Moins connues sont les histoires cachées à la vue de tous sur la façon dont l'Agence des services frontaliers, la Garde côtière canadienne et d'autres a maintenu le commerce fluide Tout en appliquant les restrictions sanitaires, on accordera peu d’attention à la façon dont les organismes du secteur public ont maintenu leurs services après avoir renvoyé une grande partie de leur personnel chez eux avant la vaccination généralisée. Par exemple, le recensement de mai 2021 a été une réussite exceptionnelle, tout comme les trois cycles de collecte des impôts. On accordera encore moins d’attention à la façon dont les services internes du gouvernement fédéral, qui rendent tout cela possible, ont trouvé des moyens de faire face et d’innover.
Maintenant que le Canada sort de la pandémie et de tous les autres chocs associés, il convient de reconnaître à quel point ce pays continue de bien se comporter sur les indices de liberté, transparence et le État de droit. Notre gouvernance de base est restée ouverte et démocratique malgré le stress.
Prise de risque proactive en « temps de paix »
Le journaliste Paul Wells déclare dans son récent livre Une urgence à Ottawa« Le plus dur, quand on sait comment l’histoire se termine, c’est de se rappeler ce qu’on a ressenti en ne sachant pas comment elle allait se terminer. » Nous devons éviter de céder au biais rétrospectif lorsque nous examinons le bilan des trois dernières années. Nous devons également éviter l’erreur de composition – supposer que ce qui est vrai pour une partie est vrai pour l’ensemble – et éviter de généraliser à partir de problèmes spécifiques parmi les centaines d’organisations du secteur public et de conclure que l’ensemble du système est défaillant.
Le défi consiste désormais à faire en sorte que cet esprit de prise de risque proactive soit suffisamment présent et à le maintenir en « temps de paix ». Les politiciens et les fonctionnaires auront tendance à revenir à d’anciens comportements et mentalités, où l’aversion au risque est renforcée par les boucles de rétroaction.
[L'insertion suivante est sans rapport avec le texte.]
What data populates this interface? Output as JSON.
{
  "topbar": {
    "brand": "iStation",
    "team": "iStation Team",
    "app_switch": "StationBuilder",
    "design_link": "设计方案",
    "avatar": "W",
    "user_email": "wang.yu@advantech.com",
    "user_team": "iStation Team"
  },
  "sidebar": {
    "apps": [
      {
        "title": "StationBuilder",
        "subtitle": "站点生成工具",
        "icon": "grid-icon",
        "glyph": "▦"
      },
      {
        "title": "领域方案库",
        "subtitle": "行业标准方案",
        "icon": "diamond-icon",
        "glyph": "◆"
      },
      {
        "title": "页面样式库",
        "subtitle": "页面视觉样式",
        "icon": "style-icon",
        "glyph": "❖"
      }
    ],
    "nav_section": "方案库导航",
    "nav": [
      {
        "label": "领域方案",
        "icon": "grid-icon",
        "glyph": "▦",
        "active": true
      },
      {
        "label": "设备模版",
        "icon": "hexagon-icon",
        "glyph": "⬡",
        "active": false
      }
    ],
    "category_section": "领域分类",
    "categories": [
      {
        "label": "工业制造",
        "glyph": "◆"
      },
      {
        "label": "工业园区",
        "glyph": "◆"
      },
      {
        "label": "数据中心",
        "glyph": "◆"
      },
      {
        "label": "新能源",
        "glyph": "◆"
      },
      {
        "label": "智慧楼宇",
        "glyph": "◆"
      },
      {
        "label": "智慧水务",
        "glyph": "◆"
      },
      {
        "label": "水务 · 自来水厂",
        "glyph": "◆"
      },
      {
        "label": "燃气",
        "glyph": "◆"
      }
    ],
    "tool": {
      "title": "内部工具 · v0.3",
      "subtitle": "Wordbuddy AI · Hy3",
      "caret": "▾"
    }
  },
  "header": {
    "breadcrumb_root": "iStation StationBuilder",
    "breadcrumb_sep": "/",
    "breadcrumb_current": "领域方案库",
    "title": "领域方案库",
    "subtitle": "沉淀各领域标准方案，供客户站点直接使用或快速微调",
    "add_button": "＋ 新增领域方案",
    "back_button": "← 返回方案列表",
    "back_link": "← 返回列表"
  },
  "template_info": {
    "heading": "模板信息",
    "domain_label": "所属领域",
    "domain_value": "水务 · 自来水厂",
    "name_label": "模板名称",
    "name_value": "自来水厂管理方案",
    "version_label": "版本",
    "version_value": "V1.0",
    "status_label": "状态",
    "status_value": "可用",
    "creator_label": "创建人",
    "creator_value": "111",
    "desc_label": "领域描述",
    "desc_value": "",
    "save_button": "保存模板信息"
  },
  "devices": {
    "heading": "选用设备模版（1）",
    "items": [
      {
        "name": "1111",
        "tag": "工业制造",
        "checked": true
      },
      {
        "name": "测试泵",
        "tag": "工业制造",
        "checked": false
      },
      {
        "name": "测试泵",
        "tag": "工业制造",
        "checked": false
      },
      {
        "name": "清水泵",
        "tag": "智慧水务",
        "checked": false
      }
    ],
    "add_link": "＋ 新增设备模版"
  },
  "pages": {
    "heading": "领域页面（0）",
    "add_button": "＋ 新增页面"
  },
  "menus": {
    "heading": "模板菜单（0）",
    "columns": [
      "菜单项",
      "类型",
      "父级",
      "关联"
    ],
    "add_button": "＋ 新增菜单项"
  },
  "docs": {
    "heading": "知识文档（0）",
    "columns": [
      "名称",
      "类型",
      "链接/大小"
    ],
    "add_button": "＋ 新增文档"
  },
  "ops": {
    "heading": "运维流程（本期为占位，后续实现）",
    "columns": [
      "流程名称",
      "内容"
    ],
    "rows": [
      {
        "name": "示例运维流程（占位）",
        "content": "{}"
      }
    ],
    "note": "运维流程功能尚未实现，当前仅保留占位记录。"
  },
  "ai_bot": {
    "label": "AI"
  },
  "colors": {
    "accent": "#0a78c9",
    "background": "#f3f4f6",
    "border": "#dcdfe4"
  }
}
Il existe un danger clair et présent qu’à mesure que les gouvernements s’efforcent d’assainir leurs bilans, ils réduisent leurs investissements dans les capacités de notre secteur public.
Chaque choc subi par le pays est une occasion d’apprendre, de s’adapter et de s’engager à faire mieux à l’avenir. Nous devons redoubler d’efforts dès maintenant pour investir dans la formation et le développement du leadership et pour renforcer la chaîne d’approvisionnement des idées, pas seulement en matière de politique mais surtout pour améliorer le fonctionnement du secteur public.
La gouvernance du Canada s’est révélée résiliente. Mais il ne faut pas relâcher nos efforts. Il faudra redoubler d’efforts pour protéger la démocratie et renforcer le secteur public dans toutes les régions de la fédération, à mesure que la politique devient plus hostile et que l’espace de parole publique se rétrécit. Cela nous aidera à être prêts pour le prochain choc, quand il surviendra inévitablement.